Rarely will an athletics director go on record like Virginia Tech’s Whit Babcock did last month. When a local sports radio host asked if Justin Fuente was on the hot seat, Babcock cannonballed into the Twitter pool with a resounding, “No.”
— Whit Babcock (@WhitBabcock) August 20, 2019
Fuente took over for Frank Beamer ahead of the 2016 season and immediately looked like a home run hire. The Hokies had leveled off under Beamer — they went 7-6 in three of his final four seasons and 8-5 in the other — and immediately went 10-4, won the ACC Coastal Division and finished No. 16 in both polls, all of which were firsts in half a decade.
That earned Fuente a 2-year extension in 2017, which led to a still-solid-but-not-as-solid sophomore season from the head coach: a 9-4 record, a second place finish in the division, and a No. 24 finish in the AP poll.
Fuente’s 19-8 record over the 2016-17 seasons generated interest from other schools, which, in turn, earned him another kiss. Virginia Tech extended his contract to seven years and $30.5 million in base pay and retention bonuses in January 2018.
And then Virginia Tech slipped noticeably in the fall of 2018. The Hokies’ FBS-best bowl streak lived, but just barely. Virginia Tech was 4-6 heading into the Virginia game, which the Hokies won in an overtime upset. A win over Marshall the following week extended Virginia Tech’s FBS-best bowl streak to 26 years, but that 26th straight bowl game was a dud: a Military Bowl loss to Cincinnati.
All that led to Josh Parcell’s tweet, and to Babcock’s strongly-worded answer. Surely, Babcock thought Virginia Tech was due for a rebound in Fuente’s fourth season. Through four games, the opposite has happened.
Virginia Tech opened the season with a 35-28 loss to Boston College — the same BC team that was blown out by Kansas two weeks later. After a solid win over Old Dominion, VT needed a second half rally to beat Furman, and then Duke hammered them on Friday, 45-10. It was Virginia Tech’s worst home loss since 1974.
VT’s remaining schedule includes three ranked teams and a handful of toss-up games.
Virginia Tech’s bowl streak is in serious jeopardy, but is Fuente’s job?
Knowing that Babock himself might cannonball into the comments section, the answer seems to be no — and not just because the AD is so publicly supportive of his head coach.

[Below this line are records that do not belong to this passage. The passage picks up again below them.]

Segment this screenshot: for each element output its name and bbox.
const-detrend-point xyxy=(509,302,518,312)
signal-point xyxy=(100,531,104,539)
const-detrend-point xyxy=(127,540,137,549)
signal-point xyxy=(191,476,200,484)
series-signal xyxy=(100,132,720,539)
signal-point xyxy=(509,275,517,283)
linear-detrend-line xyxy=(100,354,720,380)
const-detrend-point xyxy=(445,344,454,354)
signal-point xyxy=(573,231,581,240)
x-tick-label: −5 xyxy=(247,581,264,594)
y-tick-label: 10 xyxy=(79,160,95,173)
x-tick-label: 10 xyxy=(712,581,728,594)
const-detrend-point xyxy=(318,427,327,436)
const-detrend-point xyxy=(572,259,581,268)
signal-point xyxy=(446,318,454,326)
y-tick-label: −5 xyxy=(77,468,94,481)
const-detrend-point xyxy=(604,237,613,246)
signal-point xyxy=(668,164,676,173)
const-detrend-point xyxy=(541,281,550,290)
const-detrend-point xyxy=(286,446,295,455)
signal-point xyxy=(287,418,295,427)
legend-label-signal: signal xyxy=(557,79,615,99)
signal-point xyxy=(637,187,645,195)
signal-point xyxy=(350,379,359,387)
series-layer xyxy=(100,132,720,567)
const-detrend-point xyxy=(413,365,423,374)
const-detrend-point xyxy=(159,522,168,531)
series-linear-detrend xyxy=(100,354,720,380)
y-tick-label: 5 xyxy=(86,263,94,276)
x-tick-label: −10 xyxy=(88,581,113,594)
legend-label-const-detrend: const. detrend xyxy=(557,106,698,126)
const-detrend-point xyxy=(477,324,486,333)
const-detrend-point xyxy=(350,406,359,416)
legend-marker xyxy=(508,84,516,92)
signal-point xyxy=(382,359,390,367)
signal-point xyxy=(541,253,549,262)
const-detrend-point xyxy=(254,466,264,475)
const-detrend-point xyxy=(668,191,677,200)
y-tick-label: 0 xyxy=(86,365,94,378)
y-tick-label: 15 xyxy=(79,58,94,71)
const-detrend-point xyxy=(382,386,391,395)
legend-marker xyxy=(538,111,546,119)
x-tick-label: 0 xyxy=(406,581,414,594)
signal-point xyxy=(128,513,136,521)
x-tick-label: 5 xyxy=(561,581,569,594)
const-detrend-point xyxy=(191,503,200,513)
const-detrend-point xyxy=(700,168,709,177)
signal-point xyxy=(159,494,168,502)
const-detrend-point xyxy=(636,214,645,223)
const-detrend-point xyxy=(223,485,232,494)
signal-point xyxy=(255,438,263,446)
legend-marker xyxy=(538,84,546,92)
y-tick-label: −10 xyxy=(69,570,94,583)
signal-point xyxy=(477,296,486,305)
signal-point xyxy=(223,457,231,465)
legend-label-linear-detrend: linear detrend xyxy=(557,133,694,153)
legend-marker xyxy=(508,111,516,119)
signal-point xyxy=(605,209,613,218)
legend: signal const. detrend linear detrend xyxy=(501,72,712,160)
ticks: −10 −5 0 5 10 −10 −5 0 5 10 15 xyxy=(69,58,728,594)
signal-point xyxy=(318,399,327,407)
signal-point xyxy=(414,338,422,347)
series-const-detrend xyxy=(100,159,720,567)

We don’t have a copy of Fuente’s new contract, but those who’ve seen it say the school would owe him $15 million if Virginia Tech moved on before Dec. 15 and $12.5 million thereafter. Much like with Colorado State’s deal with Mike Bobo, the timing here is interesting. Should Virginia Tech elect to make a change, that decision would be made ahead of the Dec. 15 date, which falls two weeks after the Hokies’ regular season concludes and just days before the early signing period. And yet not waiting two weeks to save $2.5 million seems fiscally irresponsible.
Fuente’s buyout falls $2.5 million (or thereabouts) each Dec. 16, to $12.5 million on Dec. 16, 2019; to $10 million on Dec. 16, 2020; to $7.5 million on Dec. 16, 2021; to $5 million on Dec. 16, 2022; and then to $2 million on or after Dec. 16, 2023.
Whit Babcock is clearly a big believer in Justin Fuente. He hired him away from Memphis, extended him after both of his first two seasons and is willing to go out of his way to stand up for him on Twitter after a 6-7 season. It’s unlikely Babcock’s faith would be shaken so violently that he’d suddenly be willing to round up $15 million to buy him out (plus the associated costs of hiring a new head coach and exchanging staffs) just three months after stating so publicly and definitively that Fuente’s job was not in danger.
Babcock will give Fuente every chance to turn Virginia Tech around — like, say, hiring Jerry Kill to provide a fresh set of eyes and providing every available resource to find the next up-and-coming defensive coordinator following Bud Foster’s upcoming retirement.